In true VN form, Mysteria also has not only branching routes, but locked ones as well! Uncovering each and every hidden secret isn’t as easy as going through the game once — and it doesn’t even guarantee that you’ll get the ending that you want. While it doesn’t come right out and say it (and I guess I’m ruining the secret, so, sorry?), you’re kind of stuck when it comes to choosing a happy ever after. As in, you’re most likely going to be stuck with either with the game’s two grumpiest dudes — Holmes and Akechi. That’s not necessarily a bad thing, though. They’re both likable characters in their own right, and it’s enjoyable watching them open up to Emily as they grow closer to her, and the whole “you’ve unlocked new routes!” thing that pops up is very effective bait to goad players into (happily) going through the journey once more. And hey, this kind of thing is par for the course for VNs anyway — might as well make it as interesting as you possibly can.
London Detective Mysteria also comes with some nice little extras that weren’t present within the original version of the game. And by “original version”, I mean the PSP Japan-exclusive version that released all the way back in 2013. Anyway, back to those extras. Or rather, the Epilogues. Unlocking once the player completes an ending with the corresponding character, these Epilogues do exactly what their name implies — allow players to catch a glimpse of what happens after their fateful happily-ever-afters. Despite being added onto the Vita version three years after the original release of the game (in Japan), time doesn’t have appeared to have passed at all when comparing the new and old content — something which can’t always be easily managed. While there isn’t much that the player can do in terms of actual interaction, they’re fun to read through (and lengthy, to boot!), and only serve as a further incentive to get through as many endings as you can.
No Mystery Here, Just Fun!
Just because I have yet to mention it, I’ll say it here: London Detective Mysteria officially marks XSEED Games’ foray into the otome VN territory. And, wouldn’t you know it, in true XSEED fashion, they’ve knocked it out of the park — so much so, that even someone like me had no trouble enjoying it!
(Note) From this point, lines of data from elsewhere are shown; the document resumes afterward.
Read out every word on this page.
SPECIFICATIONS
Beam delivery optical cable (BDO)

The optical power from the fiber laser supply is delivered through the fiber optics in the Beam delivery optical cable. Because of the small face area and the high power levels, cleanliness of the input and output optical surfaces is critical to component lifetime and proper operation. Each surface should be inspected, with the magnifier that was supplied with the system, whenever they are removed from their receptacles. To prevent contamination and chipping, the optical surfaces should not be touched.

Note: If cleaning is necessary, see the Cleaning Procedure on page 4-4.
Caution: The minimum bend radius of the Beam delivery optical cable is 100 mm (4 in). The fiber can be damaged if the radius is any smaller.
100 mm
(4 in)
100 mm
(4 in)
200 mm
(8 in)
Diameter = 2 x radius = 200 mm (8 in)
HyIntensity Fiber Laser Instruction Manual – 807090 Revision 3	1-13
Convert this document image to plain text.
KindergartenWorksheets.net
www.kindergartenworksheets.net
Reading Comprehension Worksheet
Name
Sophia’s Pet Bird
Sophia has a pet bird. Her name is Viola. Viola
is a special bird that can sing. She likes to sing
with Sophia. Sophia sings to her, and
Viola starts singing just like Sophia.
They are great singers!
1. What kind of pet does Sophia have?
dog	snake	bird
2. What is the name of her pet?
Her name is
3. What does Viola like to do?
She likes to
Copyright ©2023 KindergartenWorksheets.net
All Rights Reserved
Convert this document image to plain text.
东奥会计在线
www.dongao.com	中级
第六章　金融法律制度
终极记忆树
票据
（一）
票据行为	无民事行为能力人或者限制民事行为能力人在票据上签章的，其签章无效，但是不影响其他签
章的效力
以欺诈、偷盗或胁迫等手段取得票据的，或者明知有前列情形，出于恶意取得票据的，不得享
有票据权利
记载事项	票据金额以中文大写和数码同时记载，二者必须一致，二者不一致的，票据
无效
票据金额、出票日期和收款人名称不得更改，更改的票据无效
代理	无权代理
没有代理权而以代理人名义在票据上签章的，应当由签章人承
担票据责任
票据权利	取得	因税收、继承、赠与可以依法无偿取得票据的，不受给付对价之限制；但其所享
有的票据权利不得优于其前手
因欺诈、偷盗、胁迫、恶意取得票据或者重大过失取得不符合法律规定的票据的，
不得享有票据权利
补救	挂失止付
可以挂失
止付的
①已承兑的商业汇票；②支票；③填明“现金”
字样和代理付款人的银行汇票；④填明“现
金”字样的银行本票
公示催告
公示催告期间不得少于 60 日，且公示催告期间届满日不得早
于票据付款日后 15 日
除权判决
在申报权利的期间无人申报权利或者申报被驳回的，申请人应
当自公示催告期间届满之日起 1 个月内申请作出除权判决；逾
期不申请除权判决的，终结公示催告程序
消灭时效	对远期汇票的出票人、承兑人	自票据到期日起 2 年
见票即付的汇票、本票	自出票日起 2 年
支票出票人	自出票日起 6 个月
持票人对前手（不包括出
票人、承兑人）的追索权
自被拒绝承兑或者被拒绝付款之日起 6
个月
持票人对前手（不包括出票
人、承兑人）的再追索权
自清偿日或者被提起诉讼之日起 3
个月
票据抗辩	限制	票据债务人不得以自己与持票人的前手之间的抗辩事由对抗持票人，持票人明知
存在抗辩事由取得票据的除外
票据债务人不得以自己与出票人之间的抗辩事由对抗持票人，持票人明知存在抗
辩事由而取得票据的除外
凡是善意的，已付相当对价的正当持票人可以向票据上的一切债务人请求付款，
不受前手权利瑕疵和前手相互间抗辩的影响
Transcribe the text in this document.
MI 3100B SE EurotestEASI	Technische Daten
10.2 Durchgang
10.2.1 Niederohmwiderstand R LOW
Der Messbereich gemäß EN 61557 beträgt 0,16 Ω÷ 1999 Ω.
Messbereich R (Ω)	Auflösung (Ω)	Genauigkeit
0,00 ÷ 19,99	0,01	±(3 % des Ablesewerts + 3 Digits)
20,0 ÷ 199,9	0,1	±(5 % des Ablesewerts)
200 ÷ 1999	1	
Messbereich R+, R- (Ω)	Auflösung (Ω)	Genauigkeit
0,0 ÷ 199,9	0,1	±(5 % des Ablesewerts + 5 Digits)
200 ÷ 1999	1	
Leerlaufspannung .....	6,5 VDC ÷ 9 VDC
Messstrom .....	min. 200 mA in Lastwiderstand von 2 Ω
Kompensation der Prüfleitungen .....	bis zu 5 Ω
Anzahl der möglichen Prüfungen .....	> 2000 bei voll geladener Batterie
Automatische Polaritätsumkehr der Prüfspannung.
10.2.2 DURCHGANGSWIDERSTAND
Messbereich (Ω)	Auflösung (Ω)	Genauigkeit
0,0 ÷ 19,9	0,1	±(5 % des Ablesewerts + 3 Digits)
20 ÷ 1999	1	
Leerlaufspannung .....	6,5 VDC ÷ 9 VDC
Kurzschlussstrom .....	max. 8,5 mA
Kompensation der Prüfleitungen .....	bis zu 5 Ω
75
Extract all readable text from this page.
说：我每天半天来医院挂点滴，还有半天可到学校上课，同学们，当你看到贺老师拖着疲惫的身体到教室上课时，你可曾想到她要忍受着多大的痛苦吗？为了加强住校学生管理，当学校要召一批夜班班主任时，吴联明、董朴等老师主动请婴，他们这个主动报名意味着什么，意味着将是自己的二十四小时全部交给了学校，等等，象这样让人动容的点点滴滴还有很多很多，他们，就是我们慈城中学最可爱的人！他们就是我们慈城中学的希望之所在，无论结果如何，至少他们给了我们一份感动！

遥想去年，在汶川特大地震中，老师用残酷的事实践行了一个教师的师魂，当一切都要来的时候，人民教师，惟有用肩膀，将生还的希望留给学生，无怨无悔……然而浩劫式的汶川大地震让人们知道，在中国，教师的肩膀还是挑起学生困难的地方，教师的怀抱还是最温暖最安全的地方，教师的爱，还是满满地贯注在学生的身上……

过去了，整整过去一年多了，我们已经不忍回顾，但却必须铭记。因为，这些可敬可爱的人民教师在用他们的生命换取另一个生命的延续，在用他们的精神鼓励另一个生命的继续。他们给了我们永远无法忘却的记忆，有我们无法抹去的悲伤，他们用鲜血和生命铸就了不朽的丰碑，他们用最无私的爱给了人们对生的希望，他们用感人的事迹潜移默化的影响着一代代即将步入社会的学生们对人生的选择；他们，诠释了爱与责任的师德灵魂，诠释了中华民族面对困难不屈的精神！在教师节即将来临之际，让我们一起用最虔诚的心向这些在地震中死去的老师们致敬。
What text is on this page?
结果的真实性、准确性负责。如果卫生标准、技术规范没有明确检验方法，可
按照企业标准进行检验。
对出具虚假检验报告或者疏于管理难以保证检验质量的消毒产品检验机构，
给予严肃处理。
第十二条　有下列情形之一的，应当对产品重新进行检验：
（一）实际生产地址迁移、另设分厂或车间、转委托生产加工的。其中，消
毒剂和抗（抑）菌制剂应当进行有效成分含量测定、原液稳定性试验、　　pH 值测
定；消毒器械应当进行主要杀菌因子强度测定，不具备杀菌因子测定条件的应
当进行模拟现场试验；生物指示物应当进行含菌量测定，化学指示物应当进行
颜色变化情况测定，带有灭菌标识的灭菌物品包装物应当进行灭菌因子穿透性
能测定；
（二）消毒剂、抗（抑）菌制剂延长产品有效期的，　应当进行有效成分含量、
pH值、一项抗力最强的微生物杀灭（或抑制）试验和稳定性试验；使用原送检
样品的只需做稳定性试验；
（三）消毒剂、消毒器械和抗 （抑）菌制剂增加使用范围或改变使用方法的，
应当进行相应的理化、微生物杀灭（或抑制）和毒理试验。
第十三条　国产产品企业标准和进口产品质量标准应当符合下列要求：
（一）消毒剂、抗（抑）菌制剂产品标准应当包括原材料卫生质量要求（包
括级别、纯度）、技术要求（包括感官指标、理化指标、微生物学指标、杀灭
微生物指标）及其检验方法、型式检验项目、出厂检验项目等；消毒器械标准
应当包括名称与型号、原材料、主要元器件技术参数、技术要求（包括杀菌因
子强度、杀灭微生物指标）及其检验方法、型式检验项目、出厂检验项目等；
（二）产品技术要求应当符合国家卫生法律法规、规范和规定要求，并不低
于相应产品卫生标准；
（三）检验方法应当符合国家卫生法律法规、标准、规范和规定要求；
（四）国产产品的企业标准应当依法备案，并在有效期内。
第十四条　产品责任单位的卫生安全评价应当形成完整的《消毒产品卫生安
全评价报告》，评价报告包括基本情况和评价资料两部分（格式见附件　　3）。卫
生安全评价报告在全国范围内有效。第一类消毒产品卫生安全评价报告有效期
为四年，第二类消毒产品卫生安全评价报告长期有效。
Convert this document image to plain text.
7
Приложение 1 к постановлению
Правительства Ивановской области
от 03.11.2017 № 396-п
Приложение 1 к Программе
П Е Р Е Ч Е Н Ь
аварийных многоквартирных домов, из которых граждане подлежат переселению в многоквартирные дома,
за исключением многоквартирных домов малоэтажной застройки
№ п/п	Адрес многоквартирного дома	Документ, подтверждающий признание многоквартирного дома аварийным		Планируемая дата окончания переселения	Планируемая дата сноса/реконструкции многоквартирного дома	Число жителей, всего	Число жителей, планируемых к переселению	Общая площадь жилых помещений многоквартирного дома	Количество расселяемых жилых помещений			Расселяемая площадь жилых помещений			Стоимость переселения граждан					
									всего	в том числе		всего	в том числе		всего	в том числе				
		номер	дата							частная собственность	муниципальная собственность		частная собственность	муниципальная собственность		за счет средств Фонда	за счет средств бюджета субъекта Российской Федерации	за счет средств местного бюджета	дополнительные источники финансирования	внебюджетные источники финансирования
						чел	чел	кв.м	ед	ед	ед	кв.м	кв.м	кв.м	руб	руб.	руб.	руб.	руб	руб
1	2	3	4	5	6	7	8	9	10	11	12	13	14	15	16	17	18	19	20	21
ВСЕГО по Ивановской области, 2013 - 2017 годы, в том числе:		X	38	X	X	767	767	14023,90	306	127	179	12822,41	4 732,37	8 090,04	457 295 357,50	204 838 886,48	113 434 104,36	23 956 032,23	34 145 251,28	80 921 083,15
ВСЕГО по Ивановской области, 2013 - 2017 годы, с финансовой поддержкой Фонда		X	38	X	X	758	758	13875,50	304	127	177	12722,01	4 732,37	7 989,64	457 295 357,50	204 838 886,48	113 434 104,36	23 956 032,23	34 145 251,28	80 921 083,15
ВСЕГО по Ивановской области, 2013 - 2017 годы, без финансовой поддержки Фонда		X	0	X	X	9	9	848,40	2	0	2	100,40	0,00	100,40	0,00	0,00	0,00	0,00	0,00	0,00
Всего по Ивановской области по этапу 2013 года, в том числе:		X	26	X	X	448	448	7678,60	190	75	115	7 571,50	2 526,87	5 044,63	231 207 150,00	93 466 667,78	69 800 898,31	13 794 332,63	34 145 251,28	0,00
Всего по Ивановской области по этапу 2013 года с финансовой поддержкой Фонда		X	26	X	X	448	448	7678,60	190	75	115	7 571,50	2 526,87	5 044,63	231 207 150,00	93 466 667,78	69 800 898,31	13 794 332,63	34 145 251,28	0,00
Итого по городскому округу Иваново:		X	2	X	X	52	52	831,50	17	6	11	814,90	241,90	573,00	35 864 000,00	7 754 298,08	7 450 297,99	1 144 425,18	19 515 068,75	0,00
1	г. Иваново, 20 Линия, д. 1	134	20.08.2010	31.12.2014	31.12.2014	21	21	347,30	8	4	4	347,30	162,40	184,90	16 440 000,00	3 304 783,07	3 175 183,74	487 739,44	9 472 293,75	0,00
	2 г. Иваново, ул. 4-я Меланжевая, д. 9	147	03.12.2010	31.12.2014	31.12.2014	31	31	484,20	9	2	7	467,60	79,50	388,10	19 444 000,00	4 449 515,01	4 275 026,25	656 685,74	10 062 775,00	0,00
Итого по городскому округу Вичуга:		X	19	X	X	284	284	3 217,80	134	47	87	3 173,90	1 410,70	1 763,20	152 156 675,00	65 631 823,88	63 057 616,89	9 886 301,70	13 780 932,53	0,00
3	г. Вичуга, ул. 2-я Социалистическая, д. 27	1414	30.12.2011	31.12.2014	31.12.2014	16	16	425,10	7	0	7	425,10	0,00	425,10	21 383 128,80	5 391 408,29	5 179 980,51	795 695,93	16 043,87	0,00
So, whether you’re already otome-crazy, looking to find your first-ever husbando, or just really like British culture in anime form, London Detective Mysteria is a very solid choice, and a game which I would very much recommend to those interested.
Final Verdict: 4/5
Available on: Vita (Reviewed), PC; Publisher: XSEED Games; Developer: Karin Entertainment; Players: 1 ; Released: December 18, 2018 (Vita); ESRB: M for Mature; MSRP: $29.99
Full disclosure: This review is based on a copy of London Detective Mysteria given to Hey Poor Player by the publisher.